Maria was born on the island but moved to Miami with her mother when she was 3 weeks old. Her father had shelled out $8,000 to buy the family's first house.

Growing up as a Puerto Rican in the Miami suburb of Hialeah during the end of the Jim Crow era wasn't easy, Maria says. By the letter of a law passed in 1917, they were U.S. citizens. But it didn't always feel that way.

Her father had darker, caramel-colored skin. Her hazel-eyed mother's skin was light.

Drinking fountains were labeled black and white. Maria didn't know which one to use.

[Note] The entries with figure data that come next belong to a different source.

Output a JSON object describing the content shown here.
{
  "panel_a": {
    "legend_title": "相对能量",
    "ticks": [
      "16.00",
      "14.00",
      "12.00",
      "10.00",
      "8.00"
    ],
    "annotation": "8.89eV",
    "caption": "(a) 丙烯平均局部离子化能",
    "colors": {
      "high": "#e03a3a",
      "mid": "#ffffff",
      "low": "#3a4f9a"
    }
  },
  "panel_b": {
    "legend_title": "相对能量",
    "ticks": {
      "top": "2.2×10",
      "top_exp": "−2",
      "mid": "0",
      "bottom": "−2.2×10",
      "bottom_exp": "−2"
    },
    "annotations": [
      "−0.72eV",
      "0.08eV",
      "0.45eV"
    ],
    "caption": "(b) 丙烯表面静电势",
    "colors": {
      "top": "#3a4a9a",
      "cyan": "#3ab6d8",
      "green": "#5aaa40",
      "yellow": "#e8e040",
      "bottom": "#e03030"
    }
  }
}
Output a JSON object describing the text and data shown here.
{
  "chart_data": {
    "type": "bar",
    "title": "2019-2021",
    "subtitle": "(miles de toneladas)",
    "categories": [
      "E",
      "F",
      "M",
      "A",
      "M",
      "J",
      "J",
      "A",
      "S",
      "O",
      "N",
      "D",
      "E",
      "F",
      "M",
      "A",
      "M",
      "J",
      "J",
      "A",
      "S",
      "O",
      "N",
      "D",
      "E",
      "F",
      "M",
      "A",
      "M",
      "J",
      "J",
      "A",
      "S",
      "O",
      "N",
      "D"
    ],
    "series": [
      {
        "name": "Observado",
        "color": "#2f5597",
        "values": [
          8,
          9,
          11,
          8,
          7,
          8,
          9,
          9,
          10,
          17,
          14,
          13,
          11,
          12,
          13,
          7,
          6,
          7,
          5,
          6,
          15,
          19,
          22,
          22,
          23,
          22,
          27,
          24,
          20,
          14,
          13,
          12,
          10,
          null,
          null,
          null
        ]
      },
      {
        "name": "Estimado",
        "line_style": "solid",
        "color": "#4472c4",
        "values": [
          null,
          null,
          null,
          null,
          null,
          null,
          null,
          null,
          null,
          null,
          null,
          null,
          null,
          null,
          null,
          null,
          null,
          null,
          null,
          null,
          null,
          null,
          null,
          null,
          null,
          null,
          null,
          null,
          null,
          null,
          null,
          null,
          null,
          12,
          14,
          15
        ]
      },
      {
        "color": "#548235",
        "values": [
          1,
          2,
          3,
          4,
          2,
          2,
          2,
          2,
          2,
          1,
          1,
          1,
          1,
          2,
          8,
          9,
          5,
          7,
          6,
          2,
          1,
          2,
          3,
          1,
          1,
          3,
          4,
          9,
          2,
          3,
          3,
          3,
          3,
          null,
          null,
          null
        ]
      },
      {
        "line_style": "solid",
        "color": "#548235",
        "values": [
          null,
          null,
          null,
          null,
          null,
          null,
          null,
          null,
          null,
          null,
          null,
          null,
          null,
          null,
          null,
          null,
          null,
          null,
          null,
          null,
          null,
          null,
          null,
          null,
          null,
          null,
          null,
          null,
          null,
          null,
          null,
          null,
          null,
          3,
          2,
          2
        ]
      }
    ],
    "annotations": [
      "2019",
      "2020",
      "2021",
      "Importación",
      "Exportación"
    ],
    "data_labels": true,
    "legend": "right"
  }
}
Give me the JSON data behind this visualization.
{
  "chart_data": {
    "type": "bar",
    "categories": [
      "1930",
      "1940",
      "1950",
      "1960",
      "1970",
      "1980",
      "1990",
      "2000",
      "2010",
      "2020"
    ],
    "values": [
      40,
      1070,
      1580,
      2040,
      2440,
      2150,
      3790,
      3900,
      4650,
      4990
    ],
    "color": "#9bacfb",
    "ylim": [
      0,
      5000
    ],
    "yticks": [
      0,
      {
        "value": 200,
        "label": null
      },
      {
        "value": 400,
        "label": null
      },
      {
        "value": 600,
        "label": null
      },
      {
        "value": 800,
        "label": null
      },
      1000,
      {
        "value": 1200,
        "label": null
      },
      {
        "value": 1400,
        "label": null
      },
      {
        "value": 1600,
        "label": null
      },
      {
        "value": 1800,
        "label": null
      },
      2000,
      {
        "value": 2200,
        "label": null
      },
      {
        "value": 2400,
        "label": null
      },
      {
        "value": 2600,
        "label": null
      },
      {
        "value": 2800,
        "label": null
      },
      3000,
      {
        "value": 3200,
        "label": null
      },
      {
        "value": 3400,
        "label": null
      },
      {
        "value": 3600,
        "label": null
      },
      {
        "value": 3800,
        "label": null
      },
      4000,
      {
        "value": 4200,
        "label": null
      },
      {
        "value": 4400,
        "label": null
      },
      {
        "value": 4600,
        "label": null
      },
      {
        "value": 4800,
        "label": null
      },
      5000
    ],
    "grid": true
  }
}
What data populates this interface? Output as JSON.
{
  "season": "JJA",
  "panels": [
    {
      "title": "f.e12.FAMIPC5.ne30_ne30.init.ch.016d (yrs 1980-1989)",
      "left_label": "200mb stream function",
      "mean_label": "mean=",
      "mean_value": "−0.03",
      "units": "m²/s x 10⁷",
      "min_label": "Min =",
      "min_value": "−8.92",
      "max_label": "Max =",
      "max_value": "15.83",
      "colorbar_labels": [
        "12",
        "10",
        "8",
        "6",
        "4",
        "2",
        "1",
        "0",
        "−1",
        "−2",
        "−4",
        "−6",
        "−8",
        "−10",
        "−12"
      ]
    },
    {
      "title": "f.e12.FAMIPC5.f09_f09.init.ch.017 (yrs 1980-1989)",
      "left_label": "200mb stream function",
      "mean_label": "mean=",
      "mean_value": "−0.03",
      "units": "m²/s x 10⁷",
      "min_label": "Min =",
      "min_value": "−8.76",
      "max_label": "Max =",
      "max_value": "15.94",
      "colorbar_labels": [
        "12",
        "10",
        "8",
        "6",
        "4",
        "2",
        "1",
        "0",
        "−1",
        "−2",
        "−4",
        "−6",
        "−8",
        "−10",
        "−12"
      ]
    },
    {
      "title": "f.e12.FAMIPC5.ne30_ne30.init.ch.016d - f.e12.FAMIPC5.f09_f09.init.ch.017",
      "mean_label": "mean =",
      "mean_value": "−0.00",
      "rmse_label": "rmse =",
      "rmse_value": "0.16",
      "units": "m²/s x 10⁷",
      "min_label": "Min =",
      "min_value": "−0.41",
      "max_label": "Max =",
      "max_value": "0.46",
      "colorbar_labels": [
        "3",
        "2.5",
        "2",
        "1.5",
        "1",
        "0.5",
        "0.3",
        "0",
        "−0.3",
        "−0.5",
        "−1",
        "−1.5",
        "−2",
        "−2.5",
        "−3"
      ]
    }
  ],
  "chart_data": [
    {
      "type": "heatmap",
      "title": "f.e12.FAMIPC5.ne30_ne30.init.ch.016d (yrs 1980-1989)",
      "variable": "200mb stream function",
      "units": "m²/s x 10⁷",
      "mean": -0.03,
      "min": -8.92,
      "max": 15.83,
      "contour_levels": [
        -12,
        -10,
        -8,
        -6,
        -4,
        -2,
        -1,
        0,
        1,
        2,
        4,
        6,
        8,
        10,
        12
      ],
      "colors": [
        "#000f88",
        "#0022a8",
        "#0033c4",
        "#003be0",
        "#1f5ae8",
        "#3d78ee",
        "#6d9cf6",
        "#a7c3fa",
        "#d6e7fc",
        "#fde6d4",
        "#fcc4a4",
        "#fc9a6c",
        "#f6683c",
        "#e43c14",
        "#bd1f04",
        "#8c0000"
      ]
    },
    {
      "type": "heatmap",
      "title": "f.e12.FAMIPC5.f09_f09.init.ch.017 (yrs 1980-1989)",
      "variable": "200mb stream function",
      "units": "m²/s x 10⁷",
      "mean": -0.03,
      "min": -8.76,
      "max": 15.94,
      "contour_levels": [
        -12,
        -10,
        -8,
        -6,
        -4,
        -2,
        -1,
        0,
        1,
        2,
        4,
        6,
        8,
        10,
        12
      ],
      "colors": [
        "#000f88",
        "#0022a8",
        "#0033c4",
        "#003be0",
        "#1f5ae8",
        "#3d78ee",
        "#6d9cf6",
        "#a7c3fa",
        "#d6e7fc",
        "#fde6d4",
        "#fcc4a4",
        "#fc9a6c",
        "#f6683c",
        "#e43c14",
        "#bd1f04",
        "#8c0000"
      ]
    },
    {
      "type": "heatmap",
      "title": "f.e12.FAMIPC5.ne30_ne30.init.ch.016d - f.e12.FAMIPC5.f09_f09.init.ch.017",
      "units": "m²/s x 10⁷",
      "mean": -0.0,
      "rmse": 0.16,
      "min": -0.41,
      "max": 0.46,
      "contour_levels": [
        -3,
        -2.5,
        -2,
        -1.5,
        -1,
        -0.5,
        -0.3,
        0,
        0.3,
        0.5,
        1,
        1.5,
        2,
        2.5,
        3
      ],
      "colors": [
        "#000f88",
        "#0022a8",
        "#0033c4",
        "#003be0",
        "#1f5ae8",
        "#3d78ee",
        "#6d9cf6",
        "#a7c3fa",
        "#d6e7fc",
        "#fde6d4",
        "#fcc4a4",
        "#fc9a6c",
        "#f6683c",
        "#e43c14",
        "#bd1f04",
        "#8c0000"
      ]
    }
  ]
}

When the family went on road trips, her father filled the back seats with empty cans so they wouldn't have to make any pit stops. If they stayed in a hotel, they picked a room as far from the manager's office as possible. It's a painful memory that flashes through her mind whenever she hears about states such as Arizona and Alabama passing their own immigration laws.

"We tried to assimilate the American way," she says.

But others on their street noticed, even when they laid low.

"The neighbors looked at us as being black and white, when we weren't," Maria says.

One time, through the window, Maria watched flames shoot from a wooden cross ablaze on their front lawn.

She remembers seeing her father march angrily down the street. Later, she learned that when neighbors told him his family wasn't welcome, he stood his ground. "We're here," he said. "And we're here to stay."